Secondo quanto ricostruito, il truffatore ha usato il consolidato stratagemma della telefonata che simula una chiamata istituzionale. Fingendosi appartenente all’Arma, ha prospettato un presunto incidente e ha chiesto informazioni sui beni preziosi presenti in casa, annunciando l’arrivo di un collega per verifiche. L’interlocutore, un ex militare, ha mantenuto la calma e, mentre assecondava la conversazione, ha invitato la moglie a contattare il 112. L’intervento dei carabinieri è scattato così in tempo utile.
«Buongiorno siamo i carabinieri di Udine, stiamo procedendo per un sinistro stradale in cui è rimasta coinvolta la sua autovettura. Deve venire in caserma perché c’è il Capitano che le deve parlare o altrimenti veniamo noi da lei. Nel frattempo mi elenchi i monili in oro che ha casa. Adesso verrà un nostro collega a verificare».
Mentre l’emissario del malvivente si presentava all’abitazione per raccogliere i preziosi, la pattuglia è arrivata sul posto. L’uomo, già all’interno, stava radunando l’oro con il pretesto di doverlo portare in caserma per ulteriori controlli. I militari sono entrati dall’ingresso sul retro e lo hanno arrestato sul momento, evitando che l’anziano subisse il raggiro.
Nell’autovettura in uso al fermato i carabinieri hanno recuperato gioielli per un valore di 30 mila euro, riconducibili a una truffa compiuta il giorno precedente ai danni di un altro anziano. La refurtiva sarà restituita al legittimo proprietario. L’operazione conferma l’attenzione delle forze dell’ordine sul fenomeno, che continua a colpire soprattutto persone sole o in età avanzata.
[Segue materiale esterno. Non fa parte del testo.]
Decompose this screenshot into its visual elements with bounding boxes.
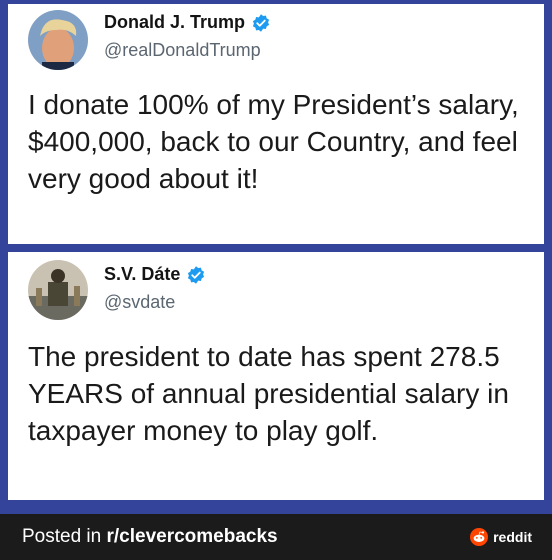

Il metodo del raggiro: come riconoscerlo
La dinamica emersa a Udine ricalca schemi purtroppo noti: il truffatore si presenta come appartenente a forze di polizia, crea urgenza con un presunto incidente o un familiare in difficoltà e chiede denaro o monili da consegnare a un collega. In questo episodio, la prontezza del carabiniere in congedo e la tempestività dell’intervento hanno impedito un nuovo danno economico e psicologico.
| Fatto | Dettagli |
|---|---|
| Luogo | Udine |
| Data intervento | 2 luglio |
| Indagato | Uomo, 37 anni, origini campane |
| Modus operandi | Telefonata da finto carabiniere e ritiro dei preziosi |
| Refurtiva recuperata | Oro per 30 mila euro (truffa del giorno prima) |
Impatto locale e prevenzione
L’episodio conferma una pressione costante delle truffe porta a porta e telefoniche sul territorio cittadino. La presenza di persone anziane sole rende i quartieri più esposti a chi tenta di carpire fiducia replicando linguaggi e procedure delle istituzioni. In questo contesto, la collaborazione tra cittadini e forze dell’ordine è decisiva: la chiamata tempestiva ha consentito di fermare il presunto autore e recuperare beni di elevato valore affettivo ed economico.
- In caso di telefonate sospette, interrompere la conversazione e contattare il 112.
- Nessun ritiro di denaro o oro viene effettuato a domicilio per conto delle forze dell’ordine.
- Verificare sempre l’identità di chi si presenta come incaricato di enti o uffici pubblici.
La cronaca udinese di queste ore evidenzia come una reazione lucida e la segnalazione immediata possano spezzare la catena del raggiro. Per i residenti, mantenere alta l’attenzione e condividere informazioni con vicini e familiari anziani è una forma concreta di tutela reciproca. Le indagini sui collegamenti con altri episodi proseguiranno nelle sedi competenti.